I think about similar legacies at places like Cabrini and Birmingham-Southern and Wesley, which was the closest Division III school to where I live now and was the only one in Delaware. Those are great memories and those who feel the losses will never not have that empty space within us. But time moves on.
One of the constant truisms in higher ed is that there’s always another class coming in. I remember being at move-in day the year after I graduated (my now-wife was still a student). Even though I’d been in student government, worked in the mailroom, a third generation student, knew everyone on campus, just three months after graduation the place had already moved on.
For thousands of alums across a dozen institutions, the last few years have been about moving on without the presence of their alma mater. That number will continue to grow in future years. I’m not sure what to do about it. I have no solution or strategy, other than to keep pressing on. As when a loved one dies, nothing is ever the same.

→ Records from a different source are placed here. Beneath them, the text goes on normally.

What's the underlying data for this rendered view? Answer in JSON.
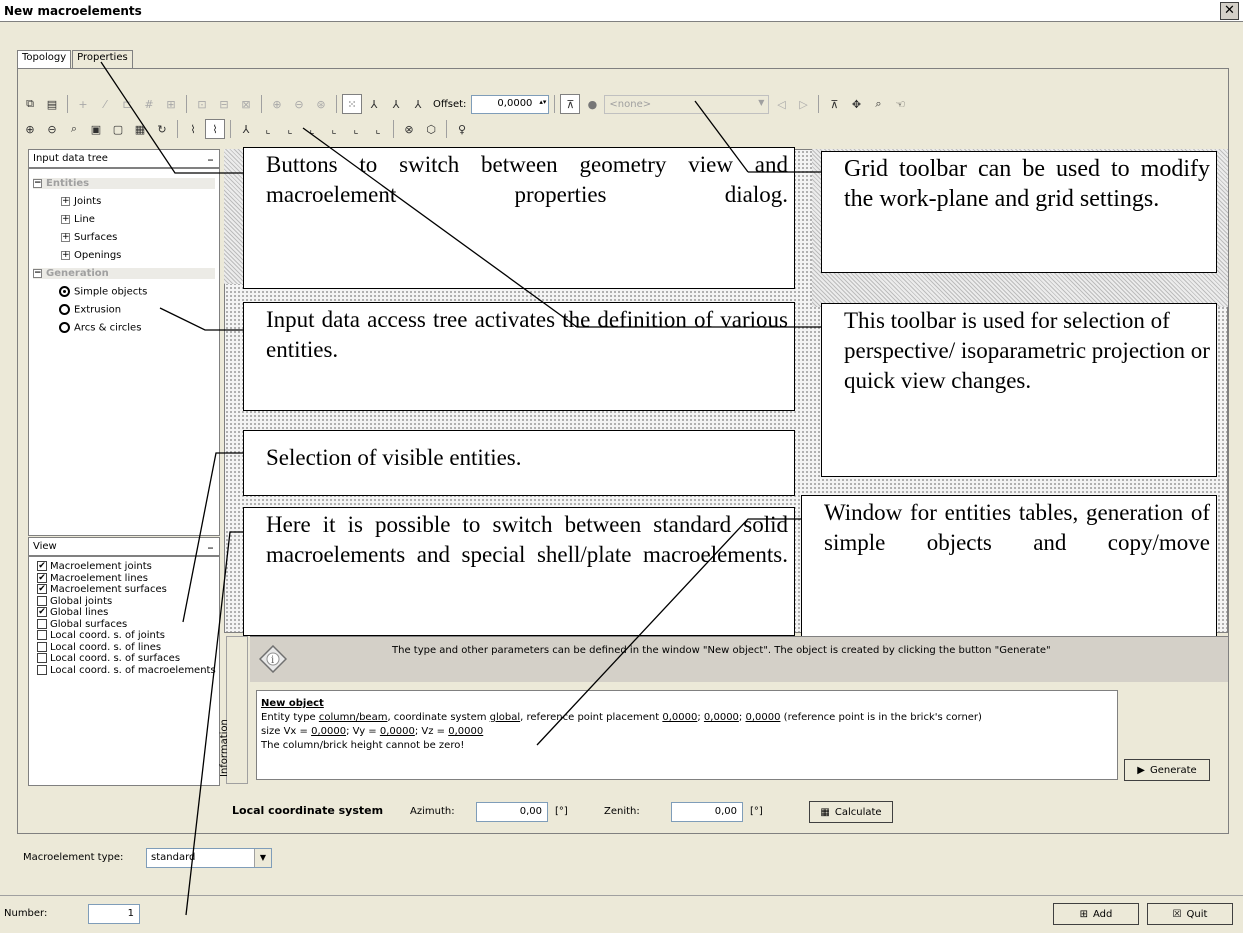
{
  "window": {
    "title": "New macroelements",
    "close_symbol": "✕"
  },
  "tabs": [
    {
      "label": "Topology"
    },
    {
      "label": "Properties"
    }
  ],
  "toolbar": {
    "offset_label": "Offset:",
    "offset_value": "0,0000",
    "work_plane_combo": "<none>"
  },
  "input_tree": {
    "header": "Input data tree",
    "entities_label": "Entities",
    "entities": [
      "Joints",
      "Line",
      "Surfaces",
      "Openings"
    ],
    "generation_label": "Generation",
    "generation": [
      "Simple objects",
      "Extrusion",
      "Arcs & circles"
    ],
    "selected_generation": "Simple objects"
  },
  "view_panel": {
    "header": "View",
    "items": [
      {
        "label": "Macroelement joints",
        "checked": true
      },
      {
        "label": "Macroelement lines",
        "checked": true
      },
      {
        "label": "Macroelement surfaces",
        "checked": true
      },
      {
        "label": "Global joints",
        "checked": false
      },
      {
        "label": "Global lines",
        "checked": true
      },
      {
        "label": "Global surfaces",
        "checked": false
      },
      {
        "label": "Local coord. s. of joints",
        "checked": false
      },
      {
        "label": "Local coord. s. of lines",
        "checked": false
      },
      {
        "label": "Local coord. s. of surfaces",
        "checked": false
      },
      {
        "label": "Local coord. s. of macroelements",
        "checked": false
      }
    ]
  },
  "callouts": {
    "tabs": "Buttons to switch between geometry view and macroelement properties dialog.",
    "grid": "Grid toolbar can be used to modify the work-plane and grid settings.",
    "tree": "Input data access tree activates the definition of various entities.",
    "projection": "This toolbar is used for selection of perspective/ isoparametric projection or quick view changes.",
    "visible": "Selection of visible entities.",
    "type": "Here it is possible to switch between standard solid macroelements and special shell/plate macroelements.",
    "window": "Window for entities tables, generation of simple objects and copy/move"
  },
  "information": {
    "tab_label": "Information",
    "hint": "The type and other parameters can be defined in the window \"New object\". The object is created by clicking the button \"Generate\"",
    "object_title": "New object",
    "line1_pre": "Entity type ",
    "entity_type": "column/beam",
    "line1_mid": ", coordinate system ",
    "coord_system": "global",
    "line1_mid2": ", reference point placement ",
    "ref_x": "0,0000",
    "ref_y": "0,0000",
    "ref_z": "0,0000",
    "line1_post": " (reference point is in the brick's corner)",
    "size_pre": "size  Vx = ",
    "vx": "0,0000",
    "vy_label": "; Vy = ",
    "vy": "0,0000",
    "vz_label": "; Vz = ",
    "vz": "0,0000",
    "warning": "The column/brick height cannot be zero!",
    "generate_label": "Generate"
  },
  "local_coords": {
    "label": "Local coordinate system",
    "azimuth_label": "Azimuth:",
    "azimuth_value": "0,00",
    "zenith_label": "Zenith:",
    "zenith_value": "0,00",
    "unit": "[°]",
    "calculate_label": "Calculate"
  },
  "macro_type": {
    "label": "Macroelement type:",
    "value": "standard"
  },
  "footer": {
    "number_label": "Number:",
    "number_value": "1",
    "add_label": "Add",
    "quit_label": "Quit"
  }
}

The reality is, though, each of our college experiences were unique. Nobody’s college was ever the same once we left. We’re living and re-living the legacy of a specific time and place. No one can ever take that away.
They’re making plans to tear down ENC’s athletic facility, to build houses on the soccer field (which was constantly flooded, by the way, just two blocks from the ocean — so buyers beware). We literally will not be able to go back in the future — but what we can do, of course — the primary thing a beloved college experience is supposed to enable — is to move forward. It’s not the same, but, then again, it never is.
My condolences to those who mourn and blessings for the road ahead.